Monday, August 23, 2010
Allison Pittman's For Time and Eternity ~ Reviewed
For Time and Eternity (Sister Wife)
Paperback: 384 pages
Publisher: Tyndale House Publishers (August 4, 2010)
All Camilla Deardon knows of the Mormons camping nearby is the songs she hears floating on the breeze. Then she meets one of them—a young man named Nathan Fox. Never did she imagine he would be so handsome, so charming, especially after Mama and Papa’s warnings to stay away. Though she knows she should obey her parents, Camilla can’t refuse her heart. But even Nathan’s promises cannot prepare her for what she will face in Utah.
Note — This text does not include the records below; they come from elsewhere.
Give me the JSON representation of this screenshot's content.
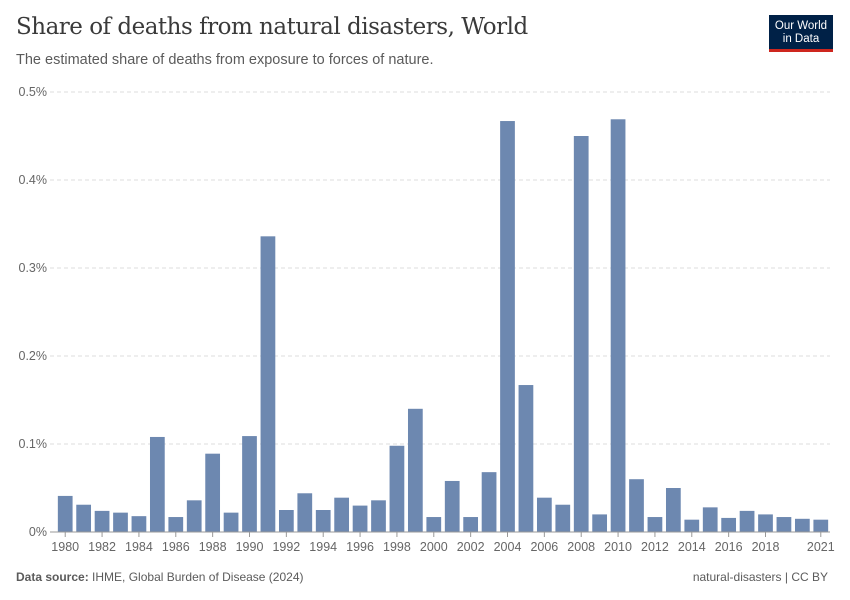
{
  "header": {
    "title": "Share of deaths from natural disasters, World",
    "subtitle": "The estimated share of deaths from exposure to forces of nature.",
    "logo": "Our World in Data"
  },
  "footer": {
    "source_label": "Data source:",
    "source": "IHME, Global Burden of Disease (2024)",
    "slug": "natural-disasters | CC BY"
  },
  "chart_data": {
    "type": "bar",
    "title": "Share of deaths from natural disasters, World",
    "ylabel": "",
    "xlabel": "",
    "ylim": [
      0,
      0.5
    ],
    "yticks": [
      "0%",
      "0.1%",
      "0.2%",
      "0.3%",
      "0.4%",
      "0.5%"
    ],
    "xtick_labels": [
      "1980",
      "1982",
      "1984",
      "1986",
      "1988",
      "1990",
      "1992",
      "1994",
      "1996",
      "1998",
      "2000",
      "2002",
      "2004",
      "2006",
      "2008",
      "2010",
      "2012",
      "2014",
      "2016",
      "2018",
      "2021"
    ],
    "grid": true,
    "color": "#6d88b0",
    "categories": [
      1980,
      1981,
      1982,
      1983,
      1984,
      1985,
      1986,
      1987,
      1988,
      1989,
      1990,
      1991,
      1992,
      1993,
      1994,
      1995,
      1996,
      1997,
      1998,
      1999,
      2000,
      2001,
      2002,
      2003,
      2004,
      2005,
      2006,
      2007,
      2008,
      2009,
      2010,
      2011,
      2012,
      2013,
      2014,
      2015,
      2016,
      2017,
      2018,
      2019,
      2020,
      2021
    ],
    "values": [
      0.041,
      0.031,
      0.024,
      0.022,
      0.018,
      0.108,
      0.017,
      0.036,
      0.089,
      0.022,
      0.109,
      0.336,
      0.025,
      0.044,
      0.025,
      0.039,
      0.03,
      0.036,
      0.098,
      0.14,
      0.017,
      0.058,
      0.017,
      0.068,
      0.467,
      0.167,
      0.039,
      0.031,
      0.45,
      0.02,
      0.469,
      0.06,
      0.017,
      0.05,
      0.014,
      0.028,
      0.016,
      0.024,
      0.02,
      0.017,
      0.015,
      0.014
    ]
  }
}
I read Allison Pittman's novels with a bias. I expect her novels to make me think, and to transport me into a story that makes me completely unaware of my actual surroundings. She has ably met those expectations in For Time and Eternity.
The story begins in Iowa, my hometown, actually, which was kind of fun. But it was a very different Iowa, set during the Mormon exodus toward Utah. The story doesn't cover the journey and the hardships of the trail that one might expect. Instead it is the story of a young Christian girl, who, against her parents wishes, runs away with the young Mormon man whose eyes speak of promise and passion.
Pittman handles some controversial issues with grace. The history of the Mormon church is one that is tarnished, as is the history of Christianity, and let me just put it out there...all of humanity. Power, greed, lust, fervor, passion, pride; all things that seem to drive, divide and destroy even the best of intentions and situations. And beneath that not-so-subtle mix, is the underlying story of For Time and Eternity; man vs. God and the attempt to define Him, understand Him and become like Him.
In the midst of that epic struggle of man and God is the age old struggle of man and woman with a twist....a woman who is asked, expected and encouraged to share the husband she loves with all her heart, with another. Pittman delivers there as well. I read much of For Time and Eternity with my heart in my throat and tears in my eyes.